My understanding is that, in very technical terms, Prestige has been bringing in a metric shitload of money. Now, there was some accounting gamesmanship (VIA is allowing travel agencies to sell Park Car space up to three years out) but on the basis of a single car per train they sold something like $18m worth of space in Prestige in under a year. There has been at least _some_ chatter of the service being able to cross-subsidize expansions/restorations of other services (bear in mind that even if you break out the $18m over three years you're looking at $6m/yr, which is IIRC something like a bump of 10% to cost recovery for the _Canadian_).

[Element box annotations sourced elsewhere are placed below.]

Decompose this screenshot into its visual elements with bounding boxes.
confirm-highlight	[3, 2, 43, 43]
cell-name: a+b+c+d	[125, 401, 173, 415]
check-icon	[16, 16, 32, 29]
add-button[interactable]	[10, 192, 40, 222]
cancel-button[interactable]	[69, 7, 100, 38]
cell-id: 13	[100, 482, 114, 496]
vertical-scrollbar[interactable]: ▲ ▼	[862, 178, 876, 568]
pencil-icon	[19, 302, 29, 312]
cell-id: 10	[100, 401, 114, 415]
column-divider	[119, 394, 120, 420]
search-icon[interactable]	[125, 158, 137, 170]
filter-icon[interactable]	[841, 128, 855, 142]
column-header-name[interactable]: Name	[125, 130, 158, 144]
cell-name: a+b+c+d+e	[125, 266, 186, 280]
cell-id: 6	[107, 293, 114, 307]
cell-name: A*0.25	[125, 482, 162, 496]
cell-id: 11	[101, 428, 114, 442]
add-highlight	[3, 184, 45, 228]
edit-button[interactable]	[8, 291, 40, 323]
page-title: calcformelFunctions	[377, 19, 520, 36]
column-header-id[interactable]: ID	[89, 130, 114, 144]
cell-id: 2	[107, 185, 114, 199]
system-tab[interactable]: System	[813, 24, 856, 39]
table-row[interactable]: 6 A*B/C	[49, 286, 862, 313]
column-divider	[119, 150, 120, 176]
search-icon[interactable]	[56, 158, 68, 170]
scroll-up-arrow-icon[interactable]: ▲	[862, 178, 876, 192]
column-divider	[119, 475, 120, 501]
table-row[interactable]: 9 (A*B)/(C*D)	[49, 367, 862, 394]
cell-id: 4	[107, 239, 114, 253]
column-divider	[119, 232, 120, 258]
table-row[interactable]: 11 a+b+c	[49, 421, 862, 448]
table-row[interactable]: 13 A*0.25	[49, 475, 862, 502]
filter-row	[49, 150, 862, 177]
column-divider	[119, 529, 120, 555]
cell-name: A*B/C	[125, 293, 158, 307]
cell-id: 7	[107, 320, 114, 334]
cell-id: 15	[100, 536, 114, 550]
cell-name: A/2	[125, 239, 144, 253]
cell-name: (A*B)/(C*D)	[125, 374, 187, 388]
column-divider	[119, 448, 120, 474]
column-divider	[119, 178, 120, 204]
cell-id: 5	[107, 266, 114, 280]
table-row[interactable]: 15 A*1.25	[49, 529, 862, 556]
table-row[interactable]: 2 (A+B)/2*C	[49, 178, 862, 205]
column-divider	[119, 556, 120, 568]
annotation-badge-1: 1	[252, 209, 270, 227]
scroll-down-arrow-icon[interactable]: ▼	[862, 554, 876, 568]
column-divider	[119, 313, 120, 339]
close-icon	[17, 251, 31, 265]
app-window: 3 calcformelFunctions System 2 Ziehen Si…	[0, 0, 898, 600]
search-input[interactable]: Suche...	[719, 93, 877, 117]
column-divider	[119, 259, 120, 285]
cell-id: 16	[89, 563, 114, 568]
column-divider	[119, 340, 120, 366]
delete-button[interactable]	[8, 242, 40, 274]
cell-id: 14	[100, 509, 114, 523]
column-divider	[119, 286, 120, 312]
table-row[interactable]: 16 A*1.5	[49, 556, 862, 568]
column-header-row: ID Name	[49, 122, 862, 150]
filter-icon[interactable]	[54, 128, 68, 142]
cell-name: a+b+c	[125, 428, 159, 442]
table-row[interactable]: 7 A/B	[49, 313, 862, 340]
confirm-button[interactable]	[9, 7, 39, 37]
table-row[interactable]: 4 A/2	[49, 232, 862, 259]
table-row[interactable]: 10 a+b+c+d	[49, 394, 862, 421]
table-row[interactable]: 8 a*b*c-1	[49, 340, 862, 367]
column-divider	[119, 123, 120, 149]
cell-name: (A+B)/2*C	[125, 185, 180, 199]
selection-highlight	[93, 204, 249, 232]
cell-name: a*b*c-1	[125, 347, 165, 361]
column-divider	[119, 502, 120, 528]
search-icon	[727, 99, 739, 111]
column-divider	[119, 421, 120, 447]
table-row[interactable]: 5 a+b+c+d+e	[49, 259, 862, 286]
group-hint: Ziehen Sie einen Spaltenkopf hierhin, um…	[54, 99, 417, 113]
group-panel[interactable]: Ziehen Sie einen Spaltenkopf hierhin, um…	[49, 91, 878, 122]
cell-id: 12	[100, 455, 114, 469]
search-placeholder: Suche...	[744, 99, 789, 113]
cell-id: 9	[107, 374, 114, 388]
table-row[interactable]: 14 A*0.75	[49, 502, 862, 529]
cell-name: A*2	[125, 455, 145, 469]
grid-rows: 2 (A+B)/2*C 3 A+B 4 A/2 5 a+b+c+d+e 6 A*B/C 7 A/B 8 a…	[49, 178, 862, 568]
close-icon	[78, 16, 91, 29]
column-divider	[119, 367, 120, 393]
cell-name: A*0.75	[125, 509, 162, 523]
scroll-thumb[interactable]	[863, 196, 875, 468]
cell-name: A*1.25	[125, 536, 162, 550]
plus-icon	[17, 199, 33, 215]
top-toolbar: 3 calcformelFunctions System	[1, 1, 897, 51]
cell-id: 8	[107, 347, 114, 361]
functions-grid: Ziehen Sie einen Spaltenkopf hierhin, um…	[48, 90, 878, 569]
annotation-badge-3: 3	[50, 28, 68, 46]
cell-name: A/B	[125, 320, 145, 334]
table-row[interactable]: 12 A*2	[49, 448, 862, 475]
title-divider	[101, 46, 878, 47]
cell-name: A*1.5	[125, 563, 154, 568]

Per VIA's 2013, 2014, and 2015 annual reports here are some stats for the _Canadian_'s performance for each calendar year:
For 2013:
Revenue: $45,252
Expense: $99,807
Shortfall: $54,555
Ridership: 99,171
PPR: $456.30
CR: 45.34%

For 2014:
Revenue: $47,145
Expense: $102,609
Shortfall: $55,463
Ridership: 93,810
PPR: $502.56
CR: 45.95%

For 2015:
Revenue: $51,541
Expense: $98,888
Shortfall: $47,347
Ridership: 89,725
PPR: $574.43
CR: 52.12%

Prestige was basically rolled out for part of 2015 (I was on a train which featured a dry run of it), albeit in a limited fashion (only one car versus two, only for part of the year, and with sales only being allowed relatively "late in the game" for that year). My best guess, frankly, is that full implementation shoves revenue up over $55m/yr, with some qualifications being noted over oil prices messing with the CAD.

Still, in practical terms I think it is almost certain that reducing the shortfall on the _Canadian_ by $8-10m/yr is helping to cross-subsidize the new services in the Maritimes that has been proposed and is probably helping ramp up frequencies on the Corridor as well. That much seems fairly concrete. There's chatter of other stuff potentially being possible as well.

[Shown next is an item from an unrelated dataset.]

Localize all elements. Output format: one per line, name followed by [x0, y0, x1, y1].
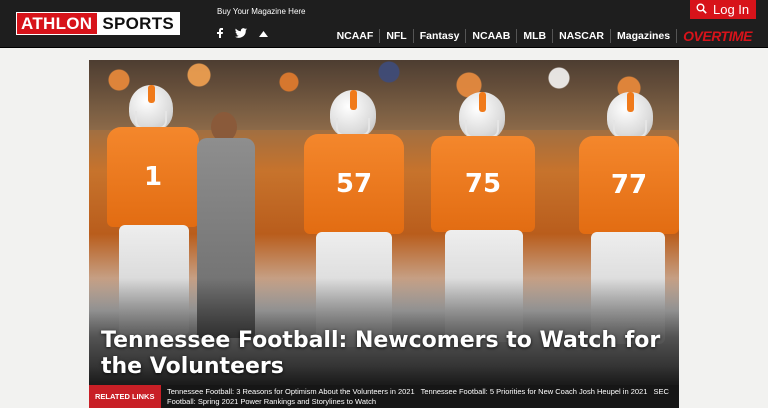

I think I can put this in somewhat more painful terms for many of us: Let's say that we could roll out an equivalent class on several of the Amtrak LD trains. In exchange, we'd lose peak-season access to the PPC (and/or the equivalent cars on other trains)...but in exchange you'd knock enough off of Amtrak's LD operating needs to seriously look at funding a Daily Cardinal, Daily Sunset, and pick up part of the bill for the Sunset East. Yes, I know, each of those projects has its own hurdles, but if you could have that...or you could fill in a few other projects (for example, daylight service to Ohio), would that be worth the tradeoff? Because that's basically what Canada's looking at here.


----------



## railiner (May 17, 2016)

Have to agree with DA....the front window dome seats are the ultimate "rail fan seats"...next best thing to a cab ride.


----------



## bobnjulie (May 23, 2016)

My very little 2 pennies....

We spent time in the Park Car during our Canadian trip... of course! We liked being near the back... but I really enjoyed the front dome - where the coach passengers sit. I sat in every dome.... but the Park Car was all leathered out and really lost the charm of the dome we had on the Ocean.... the front dome was more like the Ocean dome. Once we hit Edmonton, we actually parked out in the vista dome since I was in no mode to fight for seats in the dome car.

The only thing that made the Prestige rooms nice was the fuller sized bed.... but we are used to bunks and my husband enjoyed the top bunk!

I really want to do this trip in January or February... preferably during a full moon!


----------